Trump corta el envío de petróleo a Cuba y lanza una fuerte advertencia a La Habana

El presidente de Estados Unidos, Donald Trump, ordenó este lunes la suspensión del envío de petróleo hacia Cuba y endureció su discurso contra el gobierno de la isla, en una decisión que vuelve a tensar las relaciones bilaterales y refuerza la política de máxima presión sobre Cuba.

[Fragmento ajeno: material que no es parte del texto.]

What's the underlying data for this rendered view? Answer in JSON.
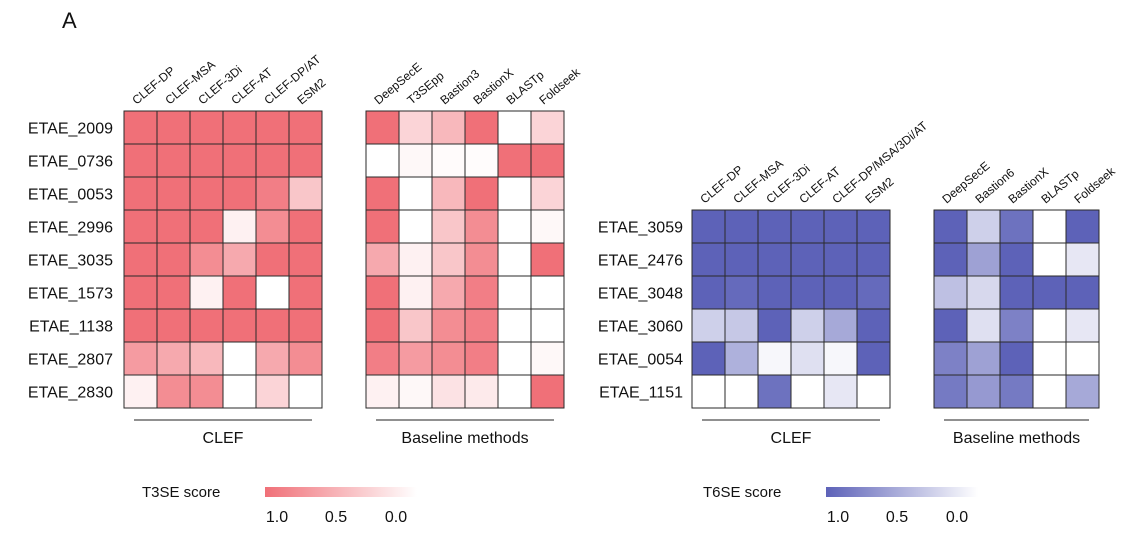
{
  "panel_label": "A",
  "chart_data": [
    {
      "type": "heatmap",
      "id": "t3se",
      "rows": [
        "ETAE_2009",
        "ETAE_0736",
        "ETAE_0053",
        "ETAE_2996",
        "ETAE_3035",
        "ETAE_1573",
        "ETAE_1138",
        "ETAE_2807",
        "ETAE_2830"
      ],
      "groups": [
        {
          "label": "CLEF",
          "columns": [
            "CLEF-DP",
            "CLEF-MSA",
            "CLEF-3Di",
            "CLEF-AT",
            "CLEF-DP/AT",
            "ESM2"
          ],
          "values": [
            [
              1.0,
              1.0,
              1.0,
              1.0,
              1.0,
              1.0
            ],
            [
              1.0,
              1.0,
              1.0,
              1.0,
              1.0,
              1.0
            ],
            [
              1.0,
              1.0,
              1.0,
              1.0,
              0.9,
              0.4
            ],
            [
              1.0,
              1.0,
              1.0,
              0.1,
              0.8,
              1.0
            ],
            [
              1.0,
              1.0,
              0.8,
              0.6,
              1.0,
              1.0
            ],
            [
              1.0,
              1.0,
              0.1,
              1.0,
              0.0,
              1.0
            ],
            [
              1.0,
              1.0,
              1.0,
              1.0,
              1.0,
              1.0
            ],
            [
              0.7,
              0.6,
              0.5,
              0.0,
              0.6,
              0.8
            ],
            [
              0.1,
              0.8,
              0.8,
              0.0,
              0.3,
              0.0
            ]
          ]
        },
        {
          "label": "Baseline methods",
          "columns": [
            "DeepSecE",
            "T3SEpp",
            "Bastion3",
            "BastionX",
            "BLASTp",
            "Foldseek"
          ],
          "values": [
            [
              1.0,
              0.3,
              0.5,
              1.0,
              0.0,
              0.3
            ],
            [
              0.0,
              0.05,
              0.03,
              0.02,
              1.0,
              1.0
            ],
            [
              1.0,
              0.0,
              0.5,
              1.0,
              0.0,
              0.3
            ],
            [
              1.0,
              0.0,
              0.4,
              0.8,
              0.0,
              0.05
            ],
            [
              0.6,
              0.1,
              0.4,
              0.8,
              0.0,
              1.0
            ],
            [
              1.0,
              0.1,
              0.6,
              0.9,
              0.0,
              0.0
            ],
            [
              1.0,
              0.4,
              0.8,
              0.9,
              0.0,
              0.0
            ],
            [
              0.9,
              0.7,
              0.8,
              0.9,
              0.0,
              0.05
            ],
            [
              0.1,
              0.05,
              0.2,
              0.15,
              0.0,
              1.0
            ]
          ]
        }
      ],
      "colorbar": {
        "label": "T3SE score",
        "ticks": [
          "1.0",
          "0.5",
          "0.0"
        ],
        "color_max": "#f07078",
        "color_min": "#ffffff"
      }
    },
    {
      "type": "heatmap",
      "id": "t6se",
      "rows": [
        "ETAE_3059",
        "ETAE_2476",
        "ETAE_3048",
        "ETAE_3060",
        "ETAE_0054",
        "ETAE_1151"
      ],
      "groups": [
        {
          "label": "CLEF",
          "columns": [
            "CLEF-DP",
            "CLEF-MSA",
            "CLEF-3Di",
            "CLEF-AT",
            "CLEF-DP/MSA/3Di/AT",
            "ESM2"
          ],
          "values": [
            [
              1.0,
              1.0,
              1.0,
              1.0,
              1.0,
              1.0
            ],
            [
              1.0,
              1.0,
              1.0,
              1.0,
              1.0,
              1.0
            ],
            [
              1.0,
              0.95,
              1.0,
              1.0,
              1.0,
              0.95
            ],
            [
              0.3,
              0.35,
              1.0,
              0.3,
              0.55,
              1.0
            ],
            [
              1.0,
              0.5,
              0.05,
              0.2,
              0.05,
              1.0
            ],
            [
              0.0,
              0.0,
              0.9,
              0.0,
              0.15,
              0.0
            ]
          ]
        },
        {
          "label": "Baseline methods",
          "columns": [
            "DeepSecE",
            "Bastion6",
            "BastionX",
            "BLASTp",
            "Foldseek"
          ],
          "values": [
            [
              1.0,
              0.3,
              0.9,
              0.0,
              1.0
            ],
            [
              1.0,
              0.6,
              1.0,
              0.0,
              0.15
            ],
            [
              0.4,
              0.25,
              1.0,
              1.0,
              1.0
            ],
            [
              1.0,
              0.2,
              0.8,
              0.0,
              0.15
            ],
            [
              0.8,
              0.6,
              1.0,
              0.0,
              0.0
            ],
            [
              0.85,
              0.65,
              0.85,
              0.0,
              0.55
            ]
          ]
        }
      ],
      "colorbar": {
        "label": "T6SE score",
        "ticks": [
          "1.0",
          "0.5",
          "0.0"
        ],
        "color_max": "#5d62b8",
        "color_min": "#ffffff"
      }
    }
  ]
}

Según informaron fuentes oficiales en Washington, la medida apunta a restringir el acceso del régimen cubano a recursos energéticos clave, en el marco de un paquete de acciones destinadas a limitar el financiamiento estatal y presionar por cambios políticos internos. La decisión impacta directamente en el abastecimiento energético de la isla, que atraviesa desde hace meses serias dificultades en la generación eléctrica y el suministro de combustibles.

En un mensaje difundido por la Casa Blanca, Trump lanzó una advertencia directa a La Habana, al señalar que Estados Unidos “no seguirá sosteniendo con recursos indirectos a gobiernos que reprimen a su pueblo y bloquean las libertades fundamentales”. El mandatario advirtió además que podrían adoptarse nuevas sanciones si el gobierno cubano no avanza en reformas políticas y económicas.

Desde La Habana, las autoridades rechazaron la decisión y denunciaron una “nueva escalada de hostilidad” por parte de Washington. Funcionarios del gobierno cubano sostuvieron que el corte del suministro de petróleo agrava la situación económica y humanitaria, y acusaron a Estados Unidos de utilizar la energía como herramienta de presión política.

Analistas internacionales advierten que la medida podría profundizar la crisis energética en la isla y generar efectos colaterales en sectores sensibles como el transporte, la producción industrial y los servicios básicos. Al mismo tiempo, señalan que el endurecimiento del vínculo con Cuba se inscribe en una estrategia más amplia de la administración Trump hacia América Latina, con un enfoque más confrontativo frente a gobiernos considerados adversarios.

Con este nuevo paso, la relación entre Estados Unidos y Cuba vuelve a ingresar en una fase de alta tensión, marcada por sanciones, advertencias diplomáticas y un escenario regional cada vez más complejo.